TI: Most Defence Companies in The World Do Little to Combat Graft
Transparency International revealed on Tuesday that nearly three quarters of the world’s largest defence companies show minimum or no commitment to tackling corruption, wasting this way huge amounts of the nearly US$2 trillion of public money spent only in 2019 on militaries.
Transparency's Defence Companies Index on Anti-Corruption and Corporate Transparency (DCI) showed that only 16 of the 134 companies assessed received a top ‘A’ or ‘B’ ranking, demonstrating a high level of commitment to anti-corruption, 44 got ‘C’ or ‘D’ marks, meaning they showed moderate or limited commitment, while 74 ended up in the ‘E’ and ‘F’ groups described as firms with little or very little commitment.
A TI press release said that “of the 36 companies that scored a ‘C’ or higher, 21 are based in Europe and 13 in North America.”

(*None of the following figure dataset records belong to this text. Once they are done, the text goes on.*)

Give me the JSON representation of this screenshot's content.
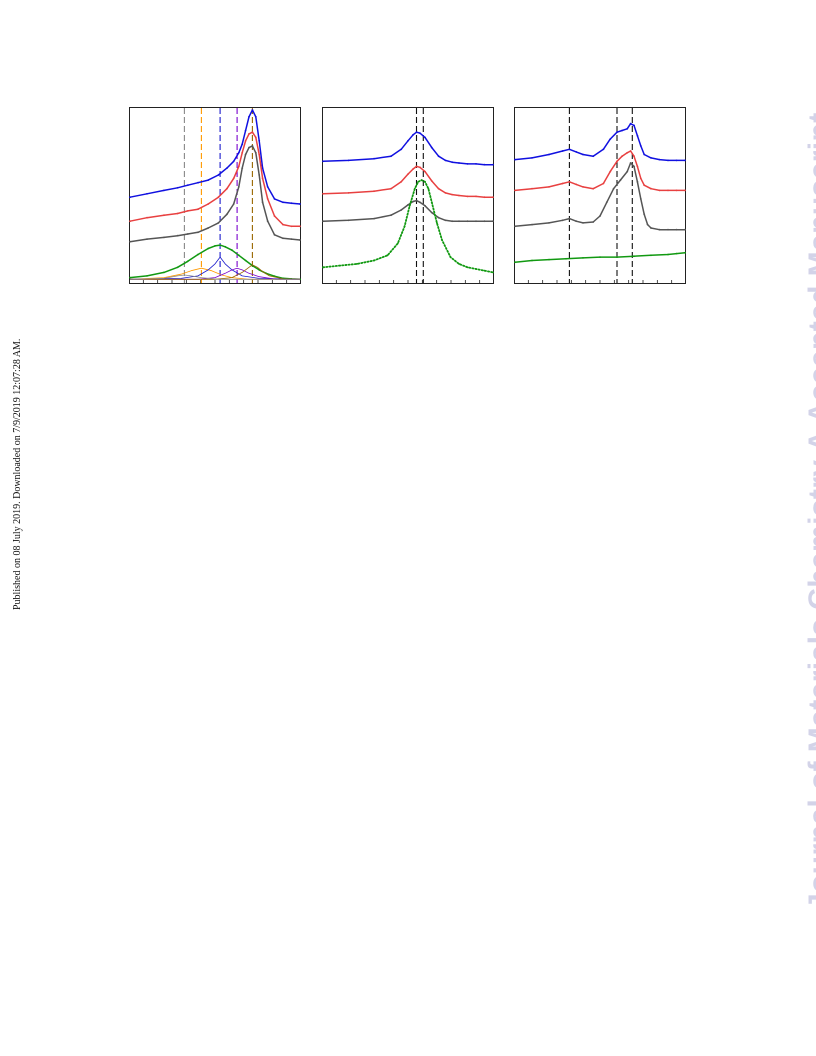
{
  "page": {
    "side_note": "Published on 08 July 2019. Downloaded on 7/9/2019 12:07:28 AM.",
    "watermark": "Journal of Materials Chemistry A Accepted Manuscript",
    "watermark_color": "#d3d3e8"
  },
  "chart_data": [
    {
      "type": "line",
      "panel": "left",
      "title": "",
      "xlabel": "",
      "ylabel": "",
      "grid": false,
      "xlim": [
        0,
        100
      ],
      "ylim": [
        0,
        100
      ],
      "ref_lines": [
        {
          "x": 32,
          "color": "#888888"
        },
        {
          "x": 42,
          "color": "#ff9900"
        },
        {
          "x": 53,
          "color": "#1a1acc"
        },
        {
          "x": 63,
          "color": "#7a00cc"
        },
        {
          "x": 72,
          "color": "#996600"
        }
      ],
      "series": [
        {
          "color": "#1010e0",
          "style": "line",
          "x": [
            0,
            10,
            20,
            28,
            34,
            40,
            46,
            52,
            57,
            61,
            64,
            66,
            68,
            70,
            72,
            74,
            76,
            78,
            81,
            85,
            90,
            95,
            100
          ],
          "y": [
            49,
            51,
            53,
            54.5,
            56,
            57.5,
            59,
            62,
            66,
            70,
            75,
            80,
            88,
            96,
            100,
            96,
            82,
            66,
            55,
            48,
            46,
            45.5,
            45
          ]
        },
        {
          "color": "#e84040",
          "style": "line",
          "x": [
            0,
            10,
            20,
            28,
            34,
            40,
            46,
            52,
            57,
            61,
            64,
            66,
            68,
            70,
            72,
            74,
            76,
            78,
            81,
            85,
            90,
            95,
            100
          ],
          "y": [
            35,
            37,
            38.5,
            39.5,
            41,
            42,
            45,
            49,
            54,
            60,
            67,
            75,
            82,
            86,
            87,
            84,
            74,
            60,
            48,
            38,
            33,
            32,
            32
          ]
        },
        {
          "color": "#555555",
          "style": "line",
          "x": [
            0,
            10,
            20,
            28,
            34,
            40,
            46,
            52,
            57,
            61,
            64,
            66,
            68,
            70,
            72,
            74,
            76,
            78,
            81,
            85,
            90,
            95,
            100
          ],
          "y": [
            23,
            24.5,
            25.5,
            26.5,
            27.5,
            28.5,
            31,
            34,
            39,
            45,
            55,
            66,
            74,
            78,
            79,
            75,
            62,
            46,
            35,
            27,
            25,
            24.5,
            24
          ]
        },
        {
          "color": "#119911",
          "style": "line",
          "x": [
            0,
            10,
            20,
            28,
            34,
            40,
            46,
            50,
            53,
            56,
            60,
            64,
            68,
            72,
            76,
            80,
            85,
            90,
            95,
            100
          ],
          "y": [
            2,
            3,
            5,
            8,
            11.5,
            15.5,
            19,
            20.5,
            21,
            20,
            18,
            15,
            12,
            9,
            6.5,
            4.5,
            2.8,
            1.6,
            1.2,
            1
          ]
        },
        {
          "color": "#ff9900",
          "style": "thin",
          "x": [
            0,
            20,
            30,
            36,
            42,
            48,
            54,
            60,
            70,
            100
          ],
          "y": [
            1,
            2,
            4,
            6,
            7.5,
            6,
            3.5,
            2,
            1,
            1
          ]
        },
        {
          "color": "#1a1acc",
          "style": "thin",
          "x": [
            0,
            30,
            40,
            46,
            50,
            53,
            56,
            60,
            66,
            76,
            100
          ],
          "y": [
            1,
            1.5,
            3,
            6.5,
            10,
            14,
            10,
            6.5,
            3,
            1.5,
            1
          ]
        },
        {
          "color": "#7a00cc",
          "style": "thin",
          "x": [
            0,
            40,
            50,
            56,
            60,
            63,
            66,
            70,
            76,
            86,
            100
          ],
          "y": [
            1,
            1,
            2,
            4.5,
            6.5,
            7.5,
            6.5,
            4.5,
            2.5,
            1,
            1
          ]
        },
        {
          "color": "#996600",
          "style": "thin",
          "x": [
            0,
            50,
            60,
            66,
            70,
            72,
            75,
            78,
            82,
            90,
            100
          ],
          "y": [
            1,
            1,
            2,
            5,
            8,
            9.5,
            8,
            5.5,
            3,
            1.2,
            1
          ]
        },
        {
          "color": "#888888",
          "style": "thin",
          "x": [
            0,
            20,
            28,
            32,
            36,
            42,
            52,
            100
          ],
          "y": [
            1,
            1.5,
            3,
            3.5,
            3,
            2,
            1,
            1
          ]
        }
      ]
    },
    {
      "type": "line",
      "panel": "middle",
      "title": "",
      "xlabel": "",
      "ylabel": "",
      "grid": false,
      "xlim": [
        0,
        100
      ],
      "ylim": [
        0,
        100
      ],
      "ref_lines": [
        {
          "x": 55,
          "color": "#111111"
        },
        {
          "x": 59,
          "color": "#111111"
        }
      ],
      "series": [
        {
          "color": "#1010e0",
          "style": "line",
          "x": [
            0,
            15,
            30,
            40,
            46,
            50,
            53,
            55,
            57,
            60,
            64,
            68,
            72,
            76,
            80,
            85,
            90,
            95,
            100
          ],
          "y": [
            70,
            70.5,
            71.5,
            73,
            77,
            82,
            85.5,
            87,
            86.5,
            84,
            78,
            73,
            70.5,
            69.5,
            69,
            68.5,
            68.5,
            68,
            68
          ]
        },
        {
          "color": "#e84040",
          "style": "line",
          "x": [
            0,
            15,
            30,
            40,
            46,
            50,
            53,
            55,
            57,
            60,
            64,
            68,
            72,
            76,
            80,
            85,
            90,
            95,
            100
          ],
          "y": [
            51,
            51.5,
            52.5,
            54,
            58,
            62.5,
            65.5,
            67,
            66.5,
            64,
            58.5,
            54,
            51.5,
            50.5,
            50,
            49.5,
            49.5,
            49,
            49
          ]
        },
        {
          "color": "#555555",
          "style": "line",
          "x": [
            0,
            15,
            30,
            40,
            46,
            50,
            53,
            55,
            57,
            60,
            64,
            68,
            72,
            76,
            80,
            85,
            90,
            95,
            100
          ],
          "y": [
            35,
            35.5,
            36.5,
            38.5,
            41.5,
            44.5,
            46.5,
            47,
            46,
            44,
            40,
            37,
            35.5,
            35,
            35,
            35,
            35,
            35,
            35
          ]
        },
        {
          "color": "#119911",
          "style": "dots",
          "x": [
            0,
            10,
            20,
            30,
            38,
            44,
            48,
            51,
            54,
            56,
            58,
            60,
            62,
            64,
            67,
            70,
            75,
            80,
            85,
            90,
            95,
            100
          ],
          "y": [
            8,
            9,
            10,
            12,
            15,
            22,
            32,
            44,
            54,
            58,
            59,
            58,
            54,
            46,
            34,
            24,
            14,
            10,
            8,
            7,
            6,
            5
          ]
        }
      ]
    },
    {
      "type": "line",
      "panel": "right",
      "title": "",
      "xlabel": "",
      "ylabel": "",
      "grid": false,
      "xlim": [
        0,
        100
      ],
      "ylim": [
        0,
        100
      ],
      "ref_lines": [
        {
          "x": 32,
          "color": "#111111"
        },
        {
          "x": 60,
          "color": "#111111"
        },
        {
          "x": 69,
          "color": "#111111"
        }
      ],
      "series": [
        {
          "color": "#1010e0",
          "style": "line",
          "x": [
            0,
            10,
            20,
            28,
            32,
            36,
            40,
            46,
            52,
            56,
            60,
            63,
            66,
            68,
            70,
            72,
            74,
            76,
            80,
            85,
            90,
            95,
            100
          ],
          "y": [
            71,
            72,
            74,
            76,
            77,
            75.5,
            74,
            73,
            77,
            83,
            87,
            88,
            89,
            92,
            91,
            85,
            79,
            74,
            72,
            71,
            70.5,
            70.5,
            70.5
          ]
        },
        {
          "color": "#e84040",
          "style": "line",
          "x": [
            0,
            10,
            20,
            28,
            32,
            36,
            40,
            46,
            52,
            56,
            60,
            63,
            66,
            68,
            70,
            72,
            74,
            76,
            80,
            85,
            90,
            95,
            100
          ],
          "y": [
            53,
            54,
            55,
            57,
            58,
            56.5,
            55,
            54,
            57,
            64,
            70,
            73,
            75,
            76,
            73,
            67,
            60,
            56,
            54,
            53,
            53,
            53,
            53
          ]
        },
        {
          "color": "#555555",
          "style": "line",
          "x": [
            0,
            10,
            20,
            28,
            32,
            36,
            40,
            46,
            50,
            54,
            58,
            62,
            66,
            68,
            70,
            72,
            74,
            76,
            78,
            80,
            85,
            90,
            95,
            100
          ],
          "y": [
            32,
            33,
            34,
            35.5,
            36.5,
            35,
            34,
            34.5,
            38,
            46,
            54,
            59,
            64,
            69,
            67,
            58,
            48,
            39,
            33,
            31,
            30,
            30,
            30,
            30
          ]
        },
        {
          "color": "#119911",
          "style": "line",
          "x": [
            0,
            10,
            20,
            30,
            40,
            50,
            60,
            70,
            80,
            90,
            95,
            100
          ],
          "y": [
            11,
            12,
            12.5,
            13,
            13.5,
            14,
            14,
            14.5,
            15,
            15.5,
            16,
            16.5
          ]
        }
      ]
    }
  ]
}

The report explained that many companies score well on the quality of their internal anti-corruption measures, but “because most companies publish no evidence on how these policies work in practice, it is impossible to know whether they are actually effective.”
Transparency International underlined that the “defence industry is a prime target for corruption because of the vast amount of money involved, with global military expenditure in 2019 estimated at more than US$1.9 trillion, the close links between defence contracts and politics, and the notorious veil of secrecy under which the sector operates.”

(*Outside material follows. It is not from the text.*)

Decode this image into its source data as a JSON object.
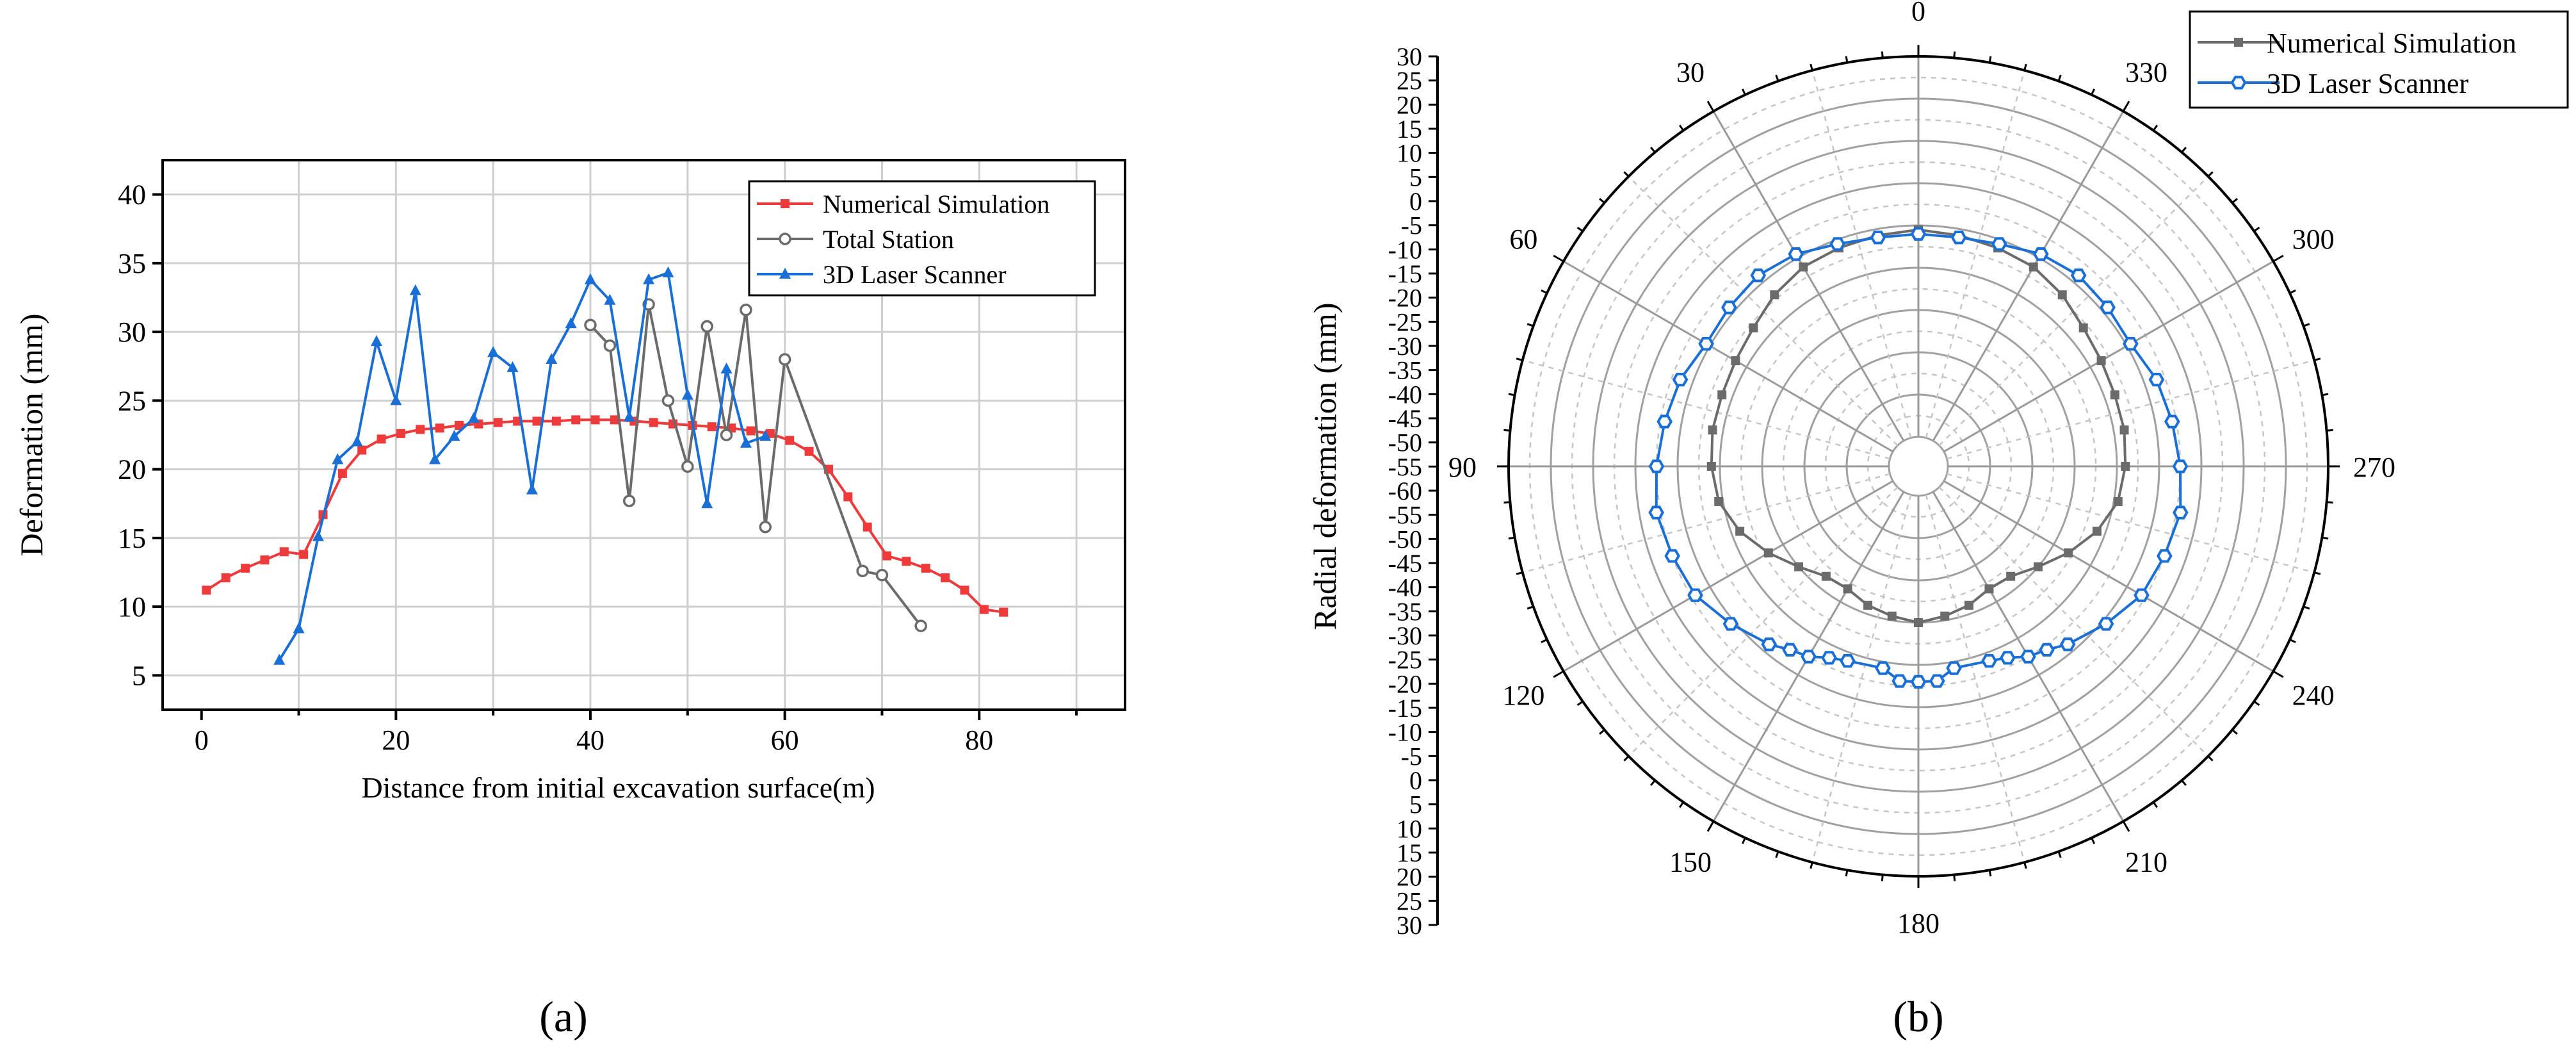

Director of Transparency International’s Defence & Security Programme, Natalie Hogg, said that the results show that the defence sector “remains mired in secrecy with companies often displaying inadequate policies and procedures to safeguard against corruption.”
She warned that much more needs to be done, as nearly three quarters of defence companies failed to reach grade ‘C’.
“Given the well-established link between corruption and conflict, failure to do this will cost lives,” Hogg stressed.
The report also warned that the impact of corruption in the arms trade is particularly serious and that “the value of defence contracts means that huge amounts of public money can be wasted, instead of being spent on essential services.”
Corruption perpetuates conflict and when troops are ill equipped lives are lost while corrupt officials use the ill-gotten money from defence deals to strengthen their personal positions and undermine democracy, TI explained.
Hogg called for greater transparency and disclosure, adding that companies that improve both the quality and transparency of their anti-corruption efforts “will see they are not only helping reduce human suffering but also aid to the promotion of the rule of law, which will benefit companies wishing to do their business in a clean way.”